案例:打造一個執行器
Rust 的 Future
具有惰性:除非積極驅動到完成,不然不會做任何事。驅使 future 完成的方法之一是在 async
函式中用 .await
等待它,但這只會將問題推向更高的層次:誰來跑最上層 async
函式返回的 future?答案揭曉,我們需要一個 Future
執行器(executor)。
Future
執行器會拿一群最上層的 Future
並在它們可有所進展時呼叫 poll
執行它們一直到完成。通常一個執行器會 poll
一個 future 一次作為開始。當 Future
透過呼叫 wake()
表示它們已就緒並可以有所進展時,Future
會被放回佇列並再度被呼叫 poll
,不斷重複直到該 Future
完成了。
在這一部分,我們將編寫自己的簡易執行器,能夠並行執行一大群最上層的 future 直到完成。
這個示例中,我們會依賴 futures
crate 的 ArcWake
trait,這個 trait 提供一個簡便構建 Waker
的方法。
[package]
name = "xyz"
version = "0.1.0"
authors = ["XYZ Author"]
edition = "2018"
[dependencies]
futures-preview = "=0.3.0-alpha.17"
接下來,我們需要在 src/main.rs
加上一些 import。
# #![allow(unused_variables)] #fn main() { use { futures::{ future::{FutureExt, BoxFuture}, task::{ArcWake, waker_ref}, }, std::{ future::Future, sync::{Arc, Mutex}, sync::mpsc::{sync_channel, SyncSender, Receiver}, task::{Context, Poll}, time::Duration, }, // The timer we wrote in the previous section: timer_future::TimerFuture, }; #}
我們的執行器工作模式是發送任務到通道上(channel)。這個執行器會從通道拉取事件並執行。當一個任務已就緒將執行更多工作(被喚醒),它就可將自己放回通道中,以此方式自我排程來等待再次被輪詢。

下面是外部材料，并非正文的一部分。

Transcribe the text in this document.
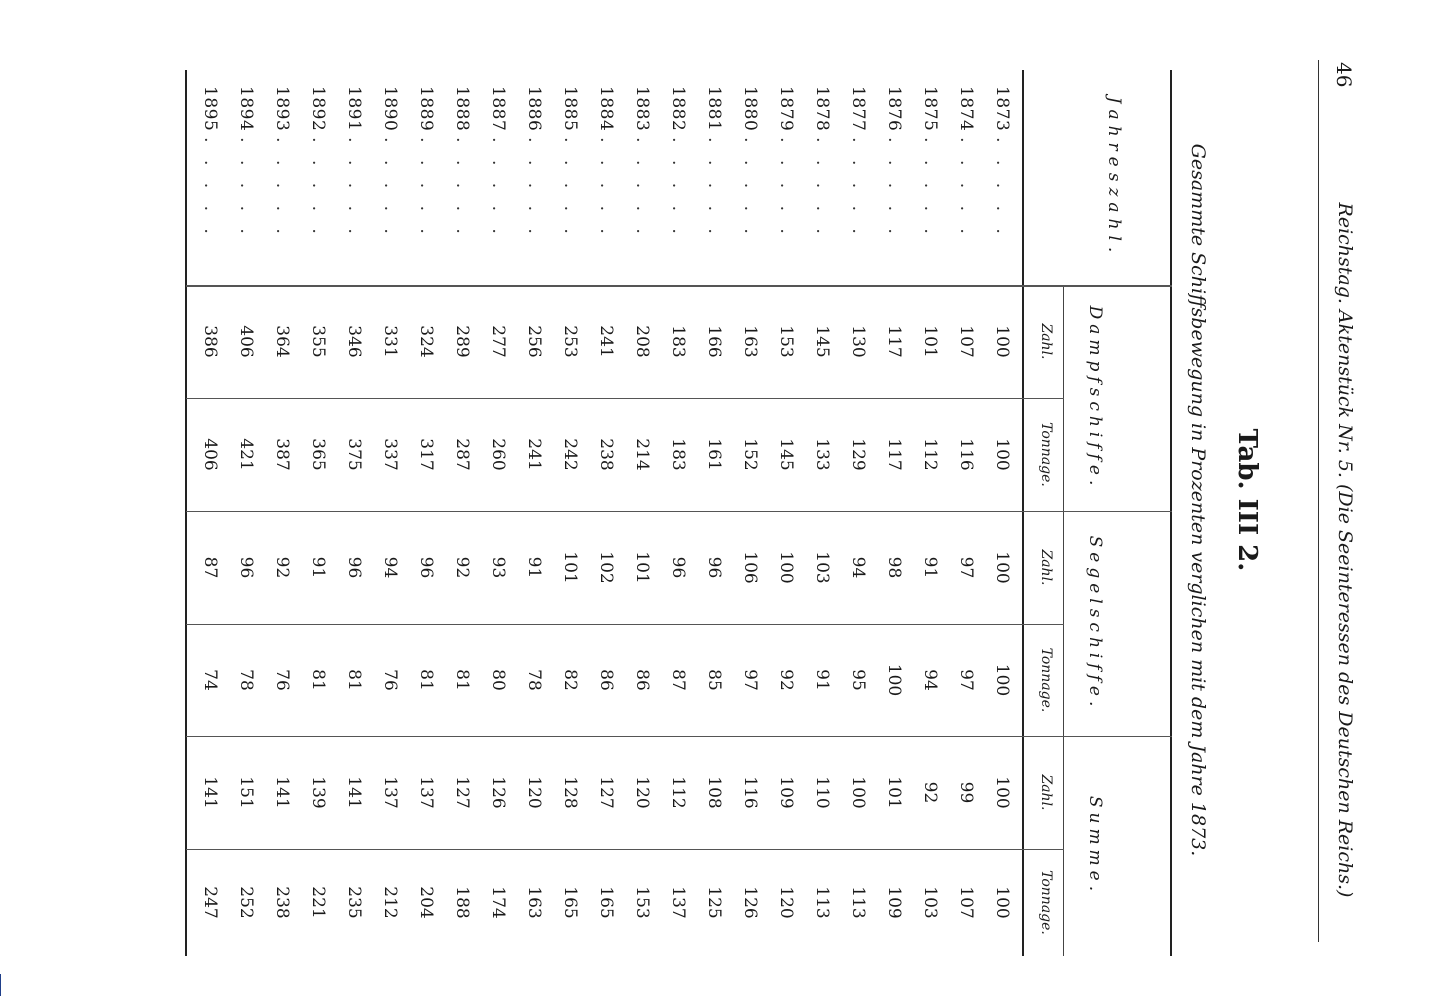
46
Reichstag. Aktenstück Nr. 5. (Die Seeinteressen des Deutschen Reichs.)
Tab. III 2.
Gesammte Schiffsbewegung in Prozenten verglichen mit dem Jahre 1873.
Jahreszahl.
Dampfschiffe.
Segelschiffe.
Summe.
Zahl.
Tonnage.
Zahl.
Tonnage.
Zahl.
Tonnage.
1873 . . . . .
100
100
100
100
100
100
1874 . . . . .
107
116
97
97
99
107
1875 . . . . .
101
112
91
94
92
103
1876 . . . . .
117
117
98
100
101
109
1877 . . . . .
130
129
94
95
100
113
1878 . . . . .
145
133
103
91
110
113
1879 . . . . .
153
145
100
92
109
120
1880 . . . . .
163
152
106
97
116
126
1881 . . . . .
166
161
96
85
108
125
1882 . . . . .
183
183
96
87
112
137
1883 . . . . .
208
214
101
86
120
153
1884 . . . . .
241
238
102
86
127
165
1885 . . . . .
253
242
101
82
128
165
1886 . . . . .
256
241
91
78
120
163
1887 . . . . .
277
260
93
80
126
174
1888 . . . . .
289
287
92
81
127
188
1889 . . . . .
324
317
96
81
137
204
1890 . . . . .
331
337
94
76
137
212
1891 . . . . .
346
375
96
81
141
235
1892 . . . . .
355
365
91
81
139
221
1893 . . . . .
364
387
92
76
141
238
1894 . . . . .
406
421
96
78
151
252
1895 . . . . .
386
406
87
74
141
247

在這個設計下,執行器僅需要任務通道的接收端。使用者則會取得發送端,並藉由發送端產生(spawn)新的 future。而任務本身實際上是可自我排程的 future,所以我們將任務自身的結構設計為一個 future,加上一個可讓任務重新加入佇列的通道發送端。
# #![allow(unused_variables)] #fn main() { /// Task executor that receives tasks off of a channel and runs them. struct Executor { ready_queue: Receiver<Arc<Task>>, } /// `Spawner` spawns new futures onto the task channel. #[derive(Clone)] struct Spawner { task_sender: SyncSender<Arc<Task>>, } /// A future that can reschedule itself to be polled by an `Executor`. struct Task { /// In-progress future that should be pushed to completion. /// /// The `Mutex` is not necessary for correctness, since we only have /// one thread executing tasks at once. However, Rust isn't smart /// enough to know that `future` is only mutated from one thread, /// so we need use the `Mutex` to prove thread-safety. A production /// executor would not need this, and could use `UnsafeCell` instead. future: Mutex<Option<BoxFuture<'static, ()>>>, /// Handle to place the task itself back onto the task queue. task_sender: SyncSender<Arc<Task>>, } fn new_executor_and_spawner() -> (Executor, Spawner) { // Maximum number of tasks to allow queueing in the channel at once. // This is just to make `sync_channel` happy, and wouldn't be present in // a real executor. const MAX_QUEUED_TASKS: usize = 10_000; let (task_sender, ready_queue) = sync_channel(MAX_QUEUED_TASKS); (Executor { ready_queue }, Spawner { task_sender}) } #}
我們也在產生器(spawner)新增一個方法,使其產生新 future 更便利。這個方法需要傳入一個 future 型別,會將它 box 起來再放入新建立的 Arc<Task>
中,以便於將 future 加入 executor 的佇列。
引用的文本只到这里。